From: Muchun Song <songmuchun@bytedance.com>
To: guro@fb.com, hannes@cmpxchg.org, mhocko@kernel.org,
akpm@linux-foundation.org, shakeelb@google.com,
vdavydov.dev@gmail.com
Cc: linux-kernel@vger.kernel.org, linux-mm@kvack.org,
duanxiongchun@bytedance.com,
Muchun Song <songmuchun@bytedance.com>
Subject: [RFC PATCH 06/15] mm: memcontrol: move the objcg infrastructure out of CONFIG_MEMCG_KMEM
Date: Tue, 30 Mar 2021 18:15:22 +0800 [thread overview]
Message-ID: <20210330101531.82752-7-songmuchun@bytedance.com> (raw)
In-Reply-To: <20210330101531.82752-1-songmuchun@bytedance.com>
Because memory allocations pinning memcgs for a long time - it exists
at a larger scale and is causing recurring problems in the real world:
page cache doesn't get reclaimed for a long time, or is used by the
second, third, fourth, ... instance of the same job that was restarted
into a new cgroup every time.

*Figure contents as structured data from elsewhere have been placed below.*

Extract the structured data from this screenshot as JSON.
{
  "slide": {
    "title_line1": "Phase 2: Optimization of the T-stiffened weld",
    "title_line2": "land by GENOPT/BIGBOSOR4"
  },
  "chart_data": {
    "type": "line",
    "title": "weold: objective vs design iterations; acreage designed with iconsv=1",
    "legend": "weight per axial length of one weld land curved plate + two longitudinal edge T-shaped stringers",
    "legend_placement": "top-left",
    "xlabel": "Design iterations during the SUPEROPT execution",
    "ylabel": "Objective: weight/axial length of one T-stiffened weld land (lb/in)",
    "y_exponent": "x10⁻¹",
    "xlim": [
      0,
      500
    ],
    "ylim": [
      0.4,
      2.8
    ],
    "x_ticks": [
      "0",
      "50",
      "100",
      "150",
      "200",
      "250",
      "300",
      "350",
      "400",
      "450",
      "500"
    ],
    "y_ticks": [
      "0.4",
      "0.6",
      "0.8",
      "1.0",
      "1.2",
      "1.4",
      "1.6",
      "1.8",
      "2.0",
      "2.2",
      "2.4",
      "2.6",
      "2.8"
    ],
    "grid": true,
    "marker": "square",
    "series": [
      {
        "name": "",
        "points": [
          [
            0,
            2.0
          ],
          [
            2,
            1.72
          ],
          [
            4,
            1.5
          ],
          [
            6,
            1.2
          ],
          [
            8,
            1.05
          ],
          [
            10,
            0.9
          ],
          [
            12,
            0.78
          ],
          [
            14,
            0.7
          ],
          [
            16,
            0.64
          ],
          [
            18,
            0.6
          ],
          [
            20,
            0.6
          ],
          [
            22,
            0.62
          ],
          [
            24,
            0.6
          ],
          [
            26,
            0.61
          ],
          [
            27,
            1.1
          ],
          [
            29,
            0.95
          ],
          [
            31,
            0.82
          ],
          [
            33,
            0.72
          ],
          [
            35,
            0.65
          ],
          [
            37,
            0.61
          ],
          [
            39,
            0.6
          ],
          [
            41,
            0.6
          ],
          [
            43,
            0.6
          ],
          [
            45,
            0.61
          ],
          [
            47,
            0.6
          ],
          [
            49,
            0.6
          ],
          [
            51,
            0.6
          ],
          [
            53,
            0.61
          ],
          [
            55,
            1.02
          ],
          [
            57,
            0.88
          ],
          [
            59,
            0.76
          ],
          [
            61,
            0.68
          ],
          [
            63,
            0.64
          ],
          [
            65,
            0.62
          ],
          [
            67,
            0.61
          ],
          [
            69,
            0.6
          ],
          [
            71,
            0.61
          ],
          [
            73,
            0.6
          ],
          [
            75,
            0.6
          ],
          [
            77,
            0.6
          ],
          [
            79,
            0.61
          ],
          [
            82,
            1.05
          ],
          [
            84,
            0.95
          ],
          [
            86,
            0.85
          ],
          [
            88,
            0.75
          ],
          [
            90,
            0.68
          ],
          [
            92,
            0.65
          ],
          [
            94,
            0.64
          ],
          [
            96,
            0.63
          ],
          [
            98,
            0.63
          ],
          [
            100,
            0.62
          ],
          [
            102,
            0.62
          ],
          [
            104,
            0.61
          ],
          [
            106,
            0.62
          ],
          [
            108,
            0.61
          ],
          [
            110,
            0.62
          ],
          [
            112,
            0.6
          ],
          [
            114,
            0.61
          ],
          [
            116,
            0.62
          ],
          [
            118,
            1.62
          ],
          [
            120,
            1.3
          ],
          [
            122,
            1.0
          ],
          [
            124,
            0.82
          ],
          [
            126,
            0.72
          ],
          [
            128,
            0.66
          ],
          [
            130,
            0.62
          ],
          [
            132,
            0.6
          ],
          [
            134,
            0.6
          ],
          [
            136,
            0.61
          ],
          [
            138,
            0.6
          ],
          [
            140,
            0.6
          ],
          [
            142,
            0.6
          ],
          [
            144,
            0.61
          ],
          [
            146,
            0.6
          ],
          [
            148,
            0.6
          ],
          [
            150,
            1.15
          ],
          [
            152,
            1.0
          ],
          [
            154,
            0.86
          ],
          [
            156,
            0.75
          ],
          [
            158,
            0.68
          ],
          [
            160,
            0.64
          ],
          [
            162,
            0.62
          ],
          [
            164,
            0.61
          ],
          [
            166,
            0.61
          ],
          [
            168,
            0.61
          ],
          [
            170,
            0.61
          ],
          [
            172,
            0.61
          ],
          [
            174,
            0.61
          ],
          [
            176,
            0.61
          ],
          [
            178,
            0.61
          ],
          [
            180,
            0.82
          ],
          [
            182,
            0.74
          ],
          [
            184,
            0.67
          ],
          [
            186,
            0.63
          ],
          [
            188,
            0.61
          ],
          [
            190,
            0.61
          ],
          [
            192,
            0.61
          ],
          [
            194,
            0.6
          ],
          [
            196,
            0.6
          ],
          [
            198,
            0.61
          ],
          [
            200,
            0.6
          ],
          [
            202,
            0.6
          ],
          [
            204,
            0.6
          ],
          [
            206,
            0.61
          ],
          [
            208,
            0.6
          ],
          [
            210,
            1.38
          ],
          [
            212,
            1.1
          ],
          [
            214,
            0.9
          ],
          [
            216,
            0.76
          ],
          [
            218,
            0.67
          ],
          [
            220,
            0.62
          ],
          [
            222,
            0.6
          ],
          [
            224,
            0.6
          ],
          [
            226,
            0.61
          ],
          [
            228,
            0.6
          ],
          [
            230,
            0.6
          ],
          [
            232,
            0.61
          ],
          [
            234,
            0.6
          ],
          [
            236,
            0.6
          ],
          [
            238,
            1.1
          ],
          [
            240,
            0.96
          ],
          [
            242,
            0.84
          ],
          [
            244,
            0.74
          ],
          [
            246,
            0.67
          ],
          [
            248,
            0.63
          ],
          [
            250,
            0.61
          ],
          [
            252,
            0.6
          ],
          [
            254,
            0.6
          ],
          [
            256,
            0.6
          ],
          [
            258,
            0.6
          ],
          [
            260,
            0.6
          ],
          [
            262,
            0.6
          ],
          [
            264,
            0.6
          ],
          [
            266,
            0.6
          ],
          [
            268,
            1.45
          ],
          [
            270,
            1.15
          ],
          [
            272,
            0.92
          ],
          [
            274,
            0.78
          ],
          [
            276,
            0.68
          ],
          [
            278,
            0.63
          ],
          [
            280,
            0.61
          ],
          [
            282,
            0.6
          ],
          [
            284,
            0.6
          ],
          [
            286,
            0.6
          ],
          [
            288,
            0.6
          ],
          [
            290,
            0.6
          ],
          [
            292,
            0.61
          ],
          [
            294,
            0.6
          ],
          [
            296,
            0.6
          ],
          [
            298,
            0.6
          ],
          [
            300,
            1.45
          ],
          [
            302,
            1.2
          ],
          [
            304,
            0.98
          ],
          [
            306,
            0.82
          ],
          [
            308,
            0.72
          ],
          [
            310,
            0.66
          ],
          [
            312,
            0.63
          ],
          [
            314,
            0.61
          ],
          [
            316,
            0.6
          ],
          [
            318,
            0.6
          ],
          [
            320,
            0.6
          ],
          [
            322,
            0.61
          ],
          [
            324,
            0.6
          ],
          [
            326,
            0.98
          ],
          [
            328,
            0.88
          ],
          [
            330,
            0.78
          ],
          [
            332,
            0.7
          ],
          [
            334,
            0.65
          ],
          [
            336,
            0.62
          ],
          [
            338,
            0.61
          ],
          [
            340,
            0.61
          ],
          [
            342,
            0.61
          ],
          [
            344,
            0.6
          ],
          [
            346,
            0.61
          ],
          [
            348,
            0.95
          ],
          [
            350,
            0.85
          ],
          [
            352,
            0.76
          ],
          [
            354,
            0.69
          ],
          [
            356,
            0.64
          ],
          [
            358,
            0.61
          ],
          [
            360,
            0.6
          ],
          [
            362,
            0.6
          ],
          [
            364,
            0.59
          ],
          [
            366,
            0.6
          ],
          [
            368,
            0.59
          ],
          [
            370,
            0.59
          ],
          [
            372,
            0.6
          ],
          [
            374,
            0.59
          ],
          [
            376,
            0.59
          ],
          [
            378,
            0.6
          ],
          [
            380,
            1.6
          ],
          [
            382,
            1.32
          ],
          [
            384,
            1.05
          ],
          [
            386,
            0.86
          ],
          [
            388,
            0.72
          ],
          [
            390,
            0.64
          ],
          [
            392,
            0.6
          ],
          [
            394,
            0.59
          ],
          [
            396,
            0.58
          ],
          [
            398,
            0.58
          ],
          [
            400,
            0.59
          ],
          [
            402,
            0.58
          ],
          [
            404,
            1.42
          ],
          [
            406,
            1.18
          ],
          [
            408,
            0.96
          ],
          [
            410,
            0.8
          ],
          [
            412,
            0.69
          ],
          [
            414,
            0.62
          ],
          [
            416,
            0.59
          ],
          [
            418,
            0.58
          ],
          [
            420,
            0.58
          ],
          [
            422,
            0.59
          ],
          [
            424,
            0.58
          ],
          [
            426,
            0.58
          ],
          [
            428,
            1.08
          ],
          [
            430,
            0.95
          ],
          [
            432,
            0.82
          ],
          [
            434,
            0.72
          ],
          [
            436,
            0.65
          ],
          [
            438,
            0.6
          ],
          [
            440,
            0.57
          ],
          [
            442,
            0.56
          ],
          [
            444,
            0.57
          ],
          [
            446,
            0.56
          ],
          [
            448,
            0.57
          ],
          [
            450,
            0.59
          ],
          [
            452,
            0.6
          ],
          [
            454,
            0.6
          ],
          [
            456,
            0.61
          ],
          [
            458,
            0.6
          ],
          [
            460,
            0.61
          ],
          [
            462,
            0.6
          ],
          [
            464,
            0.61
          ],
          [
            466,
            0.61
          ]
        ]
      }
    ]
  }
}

Unreclaimable dying cgroups pile up,
waste memory, and make page reclaim very inefficient.
We can convert LRU pages and most other raw memcg pins to the objcg
direction to fix this problem, and then the page->memcg will always
point to an object cgroup pointer.
Therefore, the infrastructure of objcg no longer only serves
CONFIG_MEMCG_KMEM. In this patch, we move the infrastructure of the
objcg out of the scope of the CONFIG_MEMCG_KMEM so that the LRU pages
can reuse it to charge pages.
We know that the LRU pages are not accounted at the root level. But the
page->memcg_data points to the root_mem_cgroup. So the page->memcg_data
of the LRU pages always points to a valid pointer. But the root_mem_cgroup
dose not have an object cgroup. If we use obj_cgroup APIs to charge the
LRU pages, we should set the page->memcg_data to a root object cgroup. So
we also allocate an object cgroup for the root_mem_cgroup and introduce
root_obj_cgroup to cache its value just like root_mem_cgroup.
Signed-off-by: Muchun Song <songmuchun@bytedance.com>
---
include/linux/memcontrol.h | 4 ++-
mm/memcontrol.c | 71 +++++++++++++++++++++++++++++++++++++---------
2 files changed, 60 insertions(+), 15 deletions(-)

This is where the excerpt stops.